In lui aumentò il senso di disagio. Era bastato il contatto di un attimo per rendergli immediatamente antipatici, quasi a prima vista, quei terrestri.

Un’altra voce, strana, fortemente accentata, disse: «Sbaglio, o lei ha detto che viene da una colonia?».

Ewing si voltò. Gli stava parlando uno dei terrestri «normali», un uomo alto circa un metro e sessanta, con un viso quadrato, forte, sopracciglia foltissime su occhi d’un nero profondo, e una testa tozza, quasi a forma di proiettile. La voce era incolore e orribile a udirsi.

«Sono di Corwin», gli rispose.

L’altro si accigliò, arcuando le enormi sopracciglia. «E dove sarebbe?», chiese.

«A sedici parsec da qui. Epsilon Ursae Majoris XII. Una colonia terrestre».

«E cosa ci fa sulla Terra?».

Il tono belligerante gli dava fastidio, ma si sforzò di mantenersi calmo. «Sono l’ambasciatore ufficialmente accreditato del mio pianeta presso il governo terrestre. Al momento sto cercando di mettermi in contatto con le autorità».

«Non esistono», rispose quell’individuo tozzo. «I terrestri hanno deciso di farne a meno un secolo fa all’incirca. Dicono che erano solo un fastidio». Sorrise con aria di disprezzo ai tre uomini decorati, che si erano allontanati e stavano mormorando nel loro linguaggio privato. «C’è ben poco che non dia fastidio ai terrestri».

Ewing era perplesso. «Ma non è della Terra anche lei? Insomma…».

«Io?». Dal petto dell’altro uscì una fragorosa risata sardonica. «Sul vostro pianeta siete proprio isolati, eh? Io sono un siriano. Vengo da Sirio IV, la più antica colonia terrestre. Beviamo qualcosa, che ne dice? Vorrei parlarle».

2

Senza troppo entusiasmo, Ewing seguì il siriano. Traversarono il terminal, raggiunsero una sala ristoro all’estremità della galleria. Non appena si furono accomodati a un tavolo traslucido, il siriano fissò Ewing negli occhi e disse: «Andiamo per ordine. Lei come si chiama?».

«Baird Ewing. E lei?».

«Rollun Firnik. Perché è venuto sulla Terra, Ewing?».

Le maniere di Firnik erano spicce, quasi offensive. Ewing giocherellò col bicchiere del liquore ambrato che gli aveva offerto il siriano, lo bevve distrattamente, lo rimise giù. «Gliel’ho già detto», rispose, calmo. «Sono l’ambasciatore del governo di Corwin presso il governo terrestre. Una cosa molto semplice».

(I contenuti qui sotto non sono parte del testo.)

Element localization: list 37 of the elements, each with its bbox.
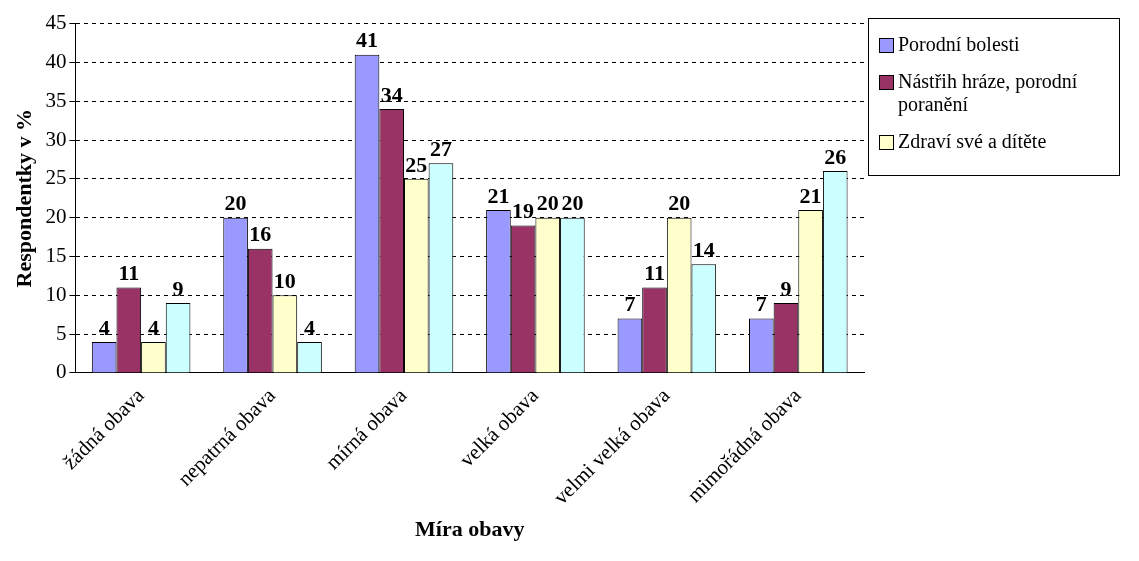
- y-tick-label: 45: [45, 10, 67, 35]
- y-tick-label: 15: [45, 243, 67, 267]
- data-label: 11: [118, 260, 140, 286]
- data-label: 7: [624, 291, 636, 317]
- data-label: 20: [561, 190, 584, 216]
- data-label: 20: [668, 190, 691, 216]
- data-label: 21: [799, 182, 822, 208]
- data-label: 9: [172, 275, 184, 301]
- y-tick-label: 40: [45, 48, 67, 73]
- data-label: 9: [780, 275, 792, 301]
- data-label: 11: [644, 260, 665, 286]
- y-axis-title: Respondentky v %: [10, 109, 36, 288]
- legend-label: Zdraví své a dítěte: [898, 130, 1047, 153]
- data-label: 20: [536, 190, 559, 216]
- y-tick-label: 30: [45, 126, 67, 151]
- data-label: 21: [487, 182, 510, 208]
- data-label: 20: [224, 190, 247, 216]
- legend-label: Porodní bolesti: [898, 33, 1020, 56]
- data-label: 34: [380, 81, 403, 107]
- y-tick-label: 5: [55, 320, 67, 345]
- data-label: 26: [824, 143, 847, 169]
- data-label: 4: [147, 314, 159, 340]
- data-label: 16: [249, 221, 272, 247]
- x-axis-title: Míra obavy: [415, 516, 525, 542]
- data-label: 27: [429, 136, 452, 162]
- y-tick-label: 25: [45, 165, 67, 190]
- y-tick-label: 20: [45, 204, 67, 229]
- data-label: 25: [405, 151, 428, 177]
- data-label: 41: [356, 27, 379, 53]
- y-tick-label: 0: [55, 359, 67, 384]
- y-tick-label: 35: [45, 87, 67, 112]
- data-label: 4: [98, 314, 110, 340]
- data-label: 7: [755, 291, 767, 317]
- data-label: 4: [304, 314, 316, 340]
- y-tick-label: 10: [45, 281, 67, 306]
- data-label: 10: [273, 267, 296, 293]
- legend-label: Nástřih hráze, porodní poranění: [898, 70, 1079, 116]
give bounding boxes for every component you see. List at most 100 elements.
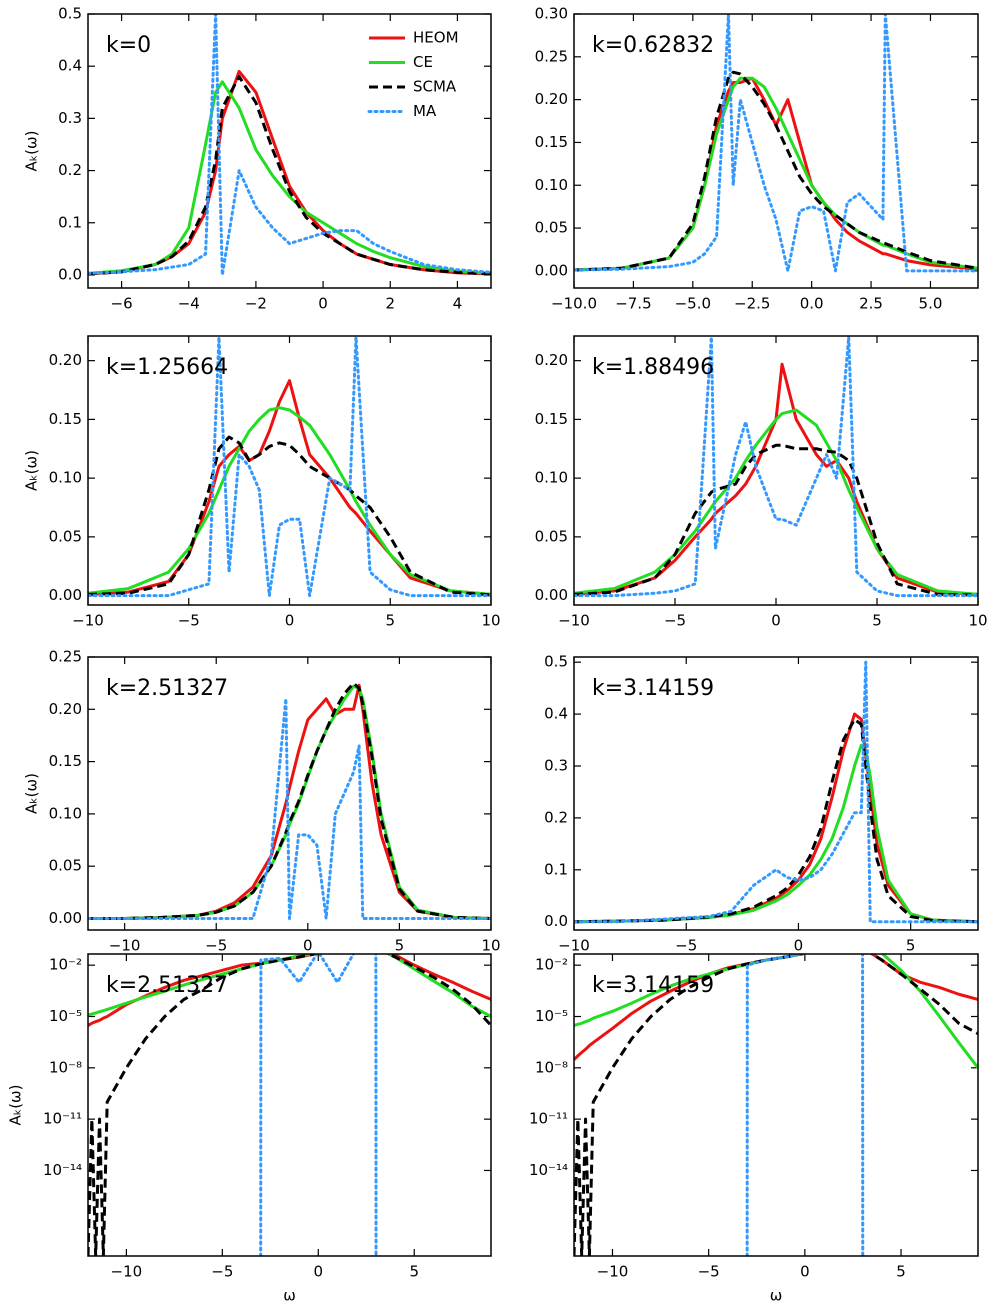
- y-tick-label: 0.05: [49, 527, 82, 545]
- plot-frame: [573, 953, 979, 1257]
- y-tick-label: 10⁻¹⁴: [43, 1161, 82, 1179]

«Davvero? Quand’è stata l’ultima volta che siete entrati in contatto col resto della galassia?».

«Cinquecento anni fa. Ma…».

«Cinquecento anni», ripeté Firnik, meditabondo. «E adesso decidete di riaprire i rapporti con la Terra». Scrutò Ewing, il mento appoggiato sui pugni. «Così, di colpo. Puf! Arriva l’ambasciatore. Non è solo perché avete voglia di fare amicizia, vero, Ewing? Qual è il motivo che sta dietro la sua visita?».

«Non sono al corrente delle informazioni che circolano in questo settore della galassia», disse Ewing. «Avete mai sentito parlare dei Klodni?».

«Klodni?» ripeté il siriano. «No. È un nome che non significa niente. È importante?».

«Le notizie non corrono, nella galassia», disse Ewing. «I Klodni sono una razza umanoide che si è evoluta nell’ammasso stellare di Andromeda. Li ho visti in solidografia. Sono creature repellenti, alte un metro e cinquanta all’incirca, con un’organizzazione sociale simile a quella delle formiche. Una flotta d’assalto dei Klodni è partita alla conquista».

Firnik alzò un sopracciglio. Non disse niente.

«Duemila navi dei Klodni sono entrate nella nostra galassia circa quattro anni fa. Sono atterrate su Barnholt, una colonia a una cinquantina di anni luce da Corwin, e hanno distrutto tutto. Sono ripartite dopo un anno. Sinora si sono avventati su quattro pianeti, e nessuno è riuscito a fermarli. Piombano su un pianeta e distruggono tutto ciò che vedono, poi passano al mondo successivo».

«E allora?».

«Abbiamo calcolato la loro rotta futura più probabile. Attaccheranno Corwin entro un decennio, anno più anno meno. Sappiamo già che non riusciremo a sconfiggerli. Non siamo una razza bellicosa. E non possiamo militarizzarci in meno di dieci anni e sperare di vincere». Ewing s’interruppe, bevve un po’ di liquore, che gli parve stranamente poco forte.

Poi proseguì: «Appena scoperta la natura della minaccia rappresentata dai Klodni, abbiamo inviato un messaggio alla Terra per spiegare la situazione e chiedere aiuto. Non c’è stata risposta, anche tenendo conto dell’intervallo di tempo necessario. Abbiamo inviato un secondo messaggio, e di nuovo nessuna risposta».